Lunedì 25 marzo scorso, il presidente statunitense Donald Trump ha riconosciuto la sovranità di Israele sulle Alture del Golan, altopiano occupato dall’esercito israeliano nel 1967, dopo averlo sottratto al controllo della Siria. La decisione di Trump ha innescato molteplici reazioni. Il Consiglio di Sicurezza delle Nazioni Unite (UNSC), durante una riunione di emergenza richiesta dalla Siria, ha votato contro il riconoscimento della sovranità israeliana sulle Alture. Secondo l’UNSC, la decisione del presidente americano rischia di alimentare

l’instabilità nella regione. La condanna da parte dei membri dell’UNSC nei confronti della condotta statunitense arriva in concomitanza con quella dell’Unione Europea, espressa dall’Alto Rappresentante per gli affari esteri il 27 marzo scorso. Federica Mogherini ha difatti dichiarato come: “La posizione dell’Unione europea per quanto riguarda lo stato delle Alture del Golan non è cambiata. In linea con il diritto internazionale e le risoluzioni 242 e 497 del Consiglio di sicurezza delle Nazioni Unite, l’Unione europea non riconosce la sovranità israeliana sulle alture occupate del Golan”. Il Golan viene dunque considerato come territorio occupato. Inoltre, in occasione dell’incontro della Lega Araba di domenica 31 marzo, i rappresentanti dei Paesi arabi hanno affermato congiuntamente il loro rifiuto del riconoscimento della sovranità israeliana sulle Alture. Essi hanno infatti rimarcato l’importanza della risoluzione del conflitto israelo-palestinese, considerata un fattore cruciale per la stabilizzazione dell’intera regione mediorientale.

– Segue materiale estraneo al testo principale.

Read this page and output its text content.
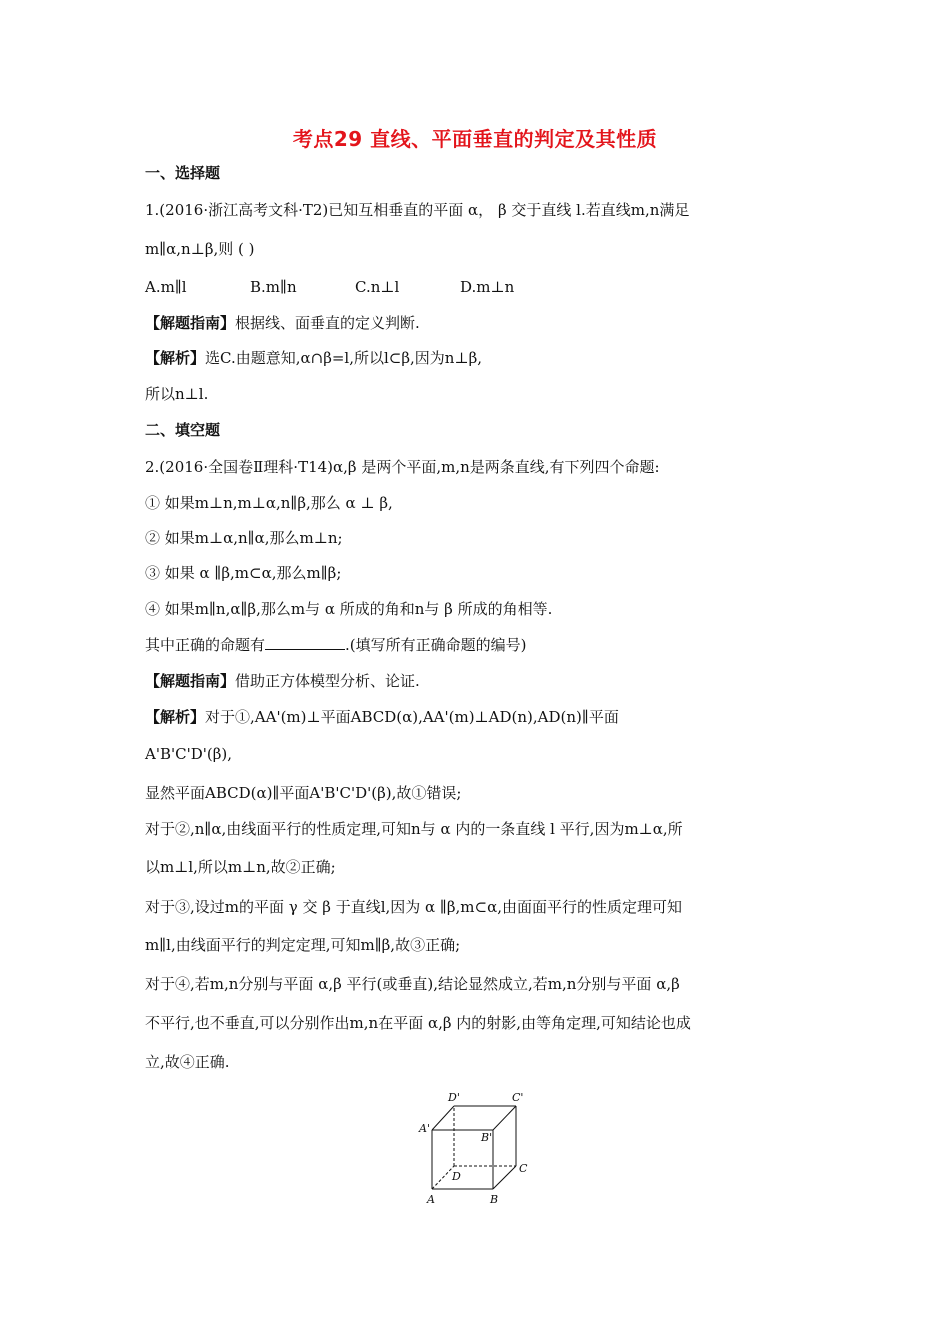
考点29 直线、平面垂直的判定及其性质
一、选择题
1.(2016·浙江高考文科·T2)已知互相垂直的平面 α， β 交于直线 l.若直线m,n满足
m∥α,n⊥β,则 ( )
A.m∥l	B.m∥n	C.n⊥l	D.m⊥n
【解题指南】根据线、面垂直的定义判断.
【解析】选C.由题意知,α∩β=l,所以l⊂β,因为n⊥β,
所以n⊥l.
二、填空题
2.(2016·全国卷Ⅱ理科·T14)α,β 是两个平面,m,n是两条直线,有下列四个命题:
① 如果m⊥n,m⊥α,n∥β,那么 α ⊥ β,
② 如果m⊥α,n∥α,那么m⊥n;
③ 如果 α ∥β,m⊂α,那么m∥β;
④ 如果m∥n,α∥β,那么m与 α 所成的角和n与 β 所成的角相等.
其中正确的命题有	.(填写所有正确命题的编号)
【解题指南】借助正方体模型分析、论证.
【解析】对于①,AA'(m)⊥平面ABCD(α),AA'(m)⊥AD(n),AD(n)∥平面
A'B'C'D'(β),
显然平面ABCD(α)∥平面A'B'C'D'(β),故①错误;
对于②,n∥α,由线面平行的性质定理,可知n与 α 内的一条直线 l 平行,因为m⊥α,所
以m⊥l,所以m⊥n,故②正确;
对于③,设过m的平面 γ 交 β 于直线l,因为 α ∥β,m⊂α,由面面平行的性质定理可知
m∥l,由线面平行的判定定理,可知m∥β,故③正确;
对于④,若m,n分别与平面 α,β 平行(或垂直),结论显然成立,若m,n分别与平面 α,β
不平行,也不垂直,可以分别作出m,n在平面 α,β 内的射影,由等角定理,可知结论也成
立,故④正确.
D'	C'
A'
B'
C
D
A	B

Se è vero che il Golan, ad oggi, è considerato da Israele di rilevanza strategica e non sempre di facile sottomissione ad accordi, è pur vero che non è sempre stato così. La risoluzione 242 dell’UNSC sostenuta, come detto, anche dall’Unione Europea richiedeva a Israele il ritiro solo da una parte del Golan, non già dall’intera zona. Proprio nel maggio del 1974, quando Siria e Israele firmarono l’accordo sul disimpegno, lo stato ebraico abbandonò una significativa porzione del territorio conquistato, una superficie di circa 25 km², compresa la città di Quneitra. Negli anni novanta, durante la Conferenza di Madrid - in cui venne siglata la pace tra Giordania e Israele - furono proposti accordi di cessione di diverse porzioni di Golan nei confronti della Siria. Bashar al-Assad, in quella occasione, non accettò di accontentarsi di una proposta che non comprendesse la totalità delle Alture, rifiutando di fatto un eventuale accordo di pace con Gerusalemme.